Die inzwischen verstorbene, zuletzt 63-jährige Patientin hatte eine schizoaffektive Psychose. Weil sie ihre Angelegenheiten nicht mehr selbst regeln konnte, stand sie unter rechtlicher Betreuung. 2014 wurde bei ihr eine Autoimmunkrankheit diagnostiziert, die zu massiver Muskelschwäche führte. Sie wurde zwangsweise in einer Klinik untergebracht und behandelt.

Dennoch nahm die Muskelschwäche weiter zu, sodass die Frau ihr Bett aus eigener Kraft nicht mehr verlassen konnte. Weil sie nun keinerlei "Weglauftendenz" mehr zeige, lehnten die Gerichte eine weitere Zwangsunterbringung ab. Eine medizinische Behandlung auch gegen den geäußerten Willen der Patienten ist gesetzlich allerdings nur für den Fall einer Zwangsunterbringung geregelt.
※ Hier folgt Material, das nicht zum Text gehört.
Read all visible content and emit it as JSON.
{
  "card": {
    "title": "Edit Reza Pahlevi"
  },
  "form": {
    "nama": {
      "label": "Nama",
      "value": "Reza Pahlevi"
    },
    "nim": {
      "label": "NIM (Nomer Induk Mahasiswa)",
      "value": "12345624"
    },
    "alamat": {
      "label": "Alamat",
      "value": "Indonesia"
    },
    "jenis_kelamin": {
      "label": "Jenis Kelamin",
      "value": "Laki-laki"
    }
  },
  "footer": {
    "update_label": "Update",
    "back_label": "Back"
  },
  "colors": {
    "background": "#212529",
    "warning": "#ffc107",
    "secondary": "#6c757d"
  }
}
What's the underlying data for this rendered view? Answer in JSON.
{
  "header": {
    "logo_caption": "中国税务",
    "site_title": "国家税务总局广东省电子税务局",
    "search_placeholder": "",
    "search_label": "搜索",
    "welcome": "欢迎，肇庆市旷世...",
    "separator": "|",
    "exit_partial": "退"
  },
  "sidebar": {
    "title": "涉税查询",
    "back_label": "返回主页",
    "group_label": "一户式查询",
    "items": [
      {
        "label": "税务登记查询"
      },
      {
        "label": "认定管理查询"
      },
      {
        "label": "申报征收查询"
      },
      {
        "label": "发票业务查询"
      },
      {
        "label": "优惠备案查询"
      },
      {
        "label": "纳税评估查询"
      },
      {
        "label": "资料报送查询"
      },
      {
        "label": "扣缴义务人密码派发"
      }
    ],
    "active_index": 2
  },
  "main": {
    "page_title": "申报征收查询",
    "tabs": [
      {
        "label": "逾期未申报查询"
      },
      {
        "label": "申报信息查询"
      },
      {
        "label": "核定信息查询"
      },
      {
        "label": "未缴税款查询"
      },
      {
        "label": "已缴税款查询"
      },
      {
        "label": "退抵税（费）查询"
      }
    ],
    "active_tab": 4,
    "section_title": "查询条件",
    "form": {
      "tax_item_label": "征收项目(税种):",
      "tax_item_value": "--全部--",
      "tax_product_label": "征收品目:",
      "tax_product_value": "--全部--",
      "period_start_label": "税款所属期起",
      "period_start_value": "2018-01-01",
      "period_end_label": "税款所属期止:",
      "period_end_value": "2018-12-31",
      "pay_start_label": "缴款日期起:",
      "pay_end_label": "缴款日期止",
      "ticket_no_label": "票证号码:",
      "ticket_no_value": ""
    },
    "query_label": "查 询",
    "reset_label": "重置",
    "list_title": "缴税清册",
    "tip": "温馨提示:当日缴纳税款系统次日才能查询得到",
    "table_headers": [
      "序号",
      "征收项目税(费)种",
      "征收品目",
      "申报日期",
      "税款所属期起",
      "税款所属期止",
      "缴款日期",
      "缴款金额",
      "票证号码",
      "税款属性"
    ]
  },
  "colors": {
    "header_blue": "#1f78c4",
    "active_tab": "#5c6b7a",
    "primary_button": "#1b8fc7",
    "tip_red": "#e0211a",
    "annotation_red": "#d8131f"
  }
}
Frau wollte sich nicht behandeln lassen

Weitere Untersuchungen bestätigten ein Brustkarzinom. Dieses wollte die Frau nicht behandeln lassen. Ihre Betreuerin beantragte daher erneut die Unterbringung sowie ärztliche Zwangsmaßnahmen. Andernfalls drohten der Frau schwere gesundheitliche Schäden, große Schmerzen und letztlich der Tod. Die Notwendigkeit der Behandlung könne sie wegen ihrer psychischen Erkrankung aber nicht erkennen.

Amts- und Landgericht Stuttgart hatten hierfür die Zustimmung verweigert. Weil die Frau nicht mehr untergebracht sei, fehle auch eine Grundlage für die Zwangsbehandlung.

Der Bundesgerichtshof (BGH) hielt diese Gesetzesauslegung zwar für korrekt. Die sich daraus ergebende Situation sei aber verfassungswidrig. Der BGH legte den Fall daher dem Bundesverfassungsgericht zur Prüfung vor (die "Ärzte Zeitung" berichtete).

Dies ist dem BGH nun gefolgt. Zwar stehe es grundsätzlich jedem Menschen zu, auch über die eigene Gesundheit "nach eigenem Gutdünken zu entscheiden". Dies müsse sich auch "nicht an einem Maßstab objektiver Vernünftigkeit ausrichten".

Eine staatliche Schutzpflicht greife aber bei Personen ein, die selbst zu ihrem Schutz nicht in der Lage sind. Bei solchen hilfsbedürftigen und nicht einsichtsfähigen Patienten müsse eine medizinische Behandlung auch gegen den geäußerten Willen möglich sein. Dieser Schutzpflicht würden die bisherigen gesetzlichen Regelungen nicht ausreichend gerecht.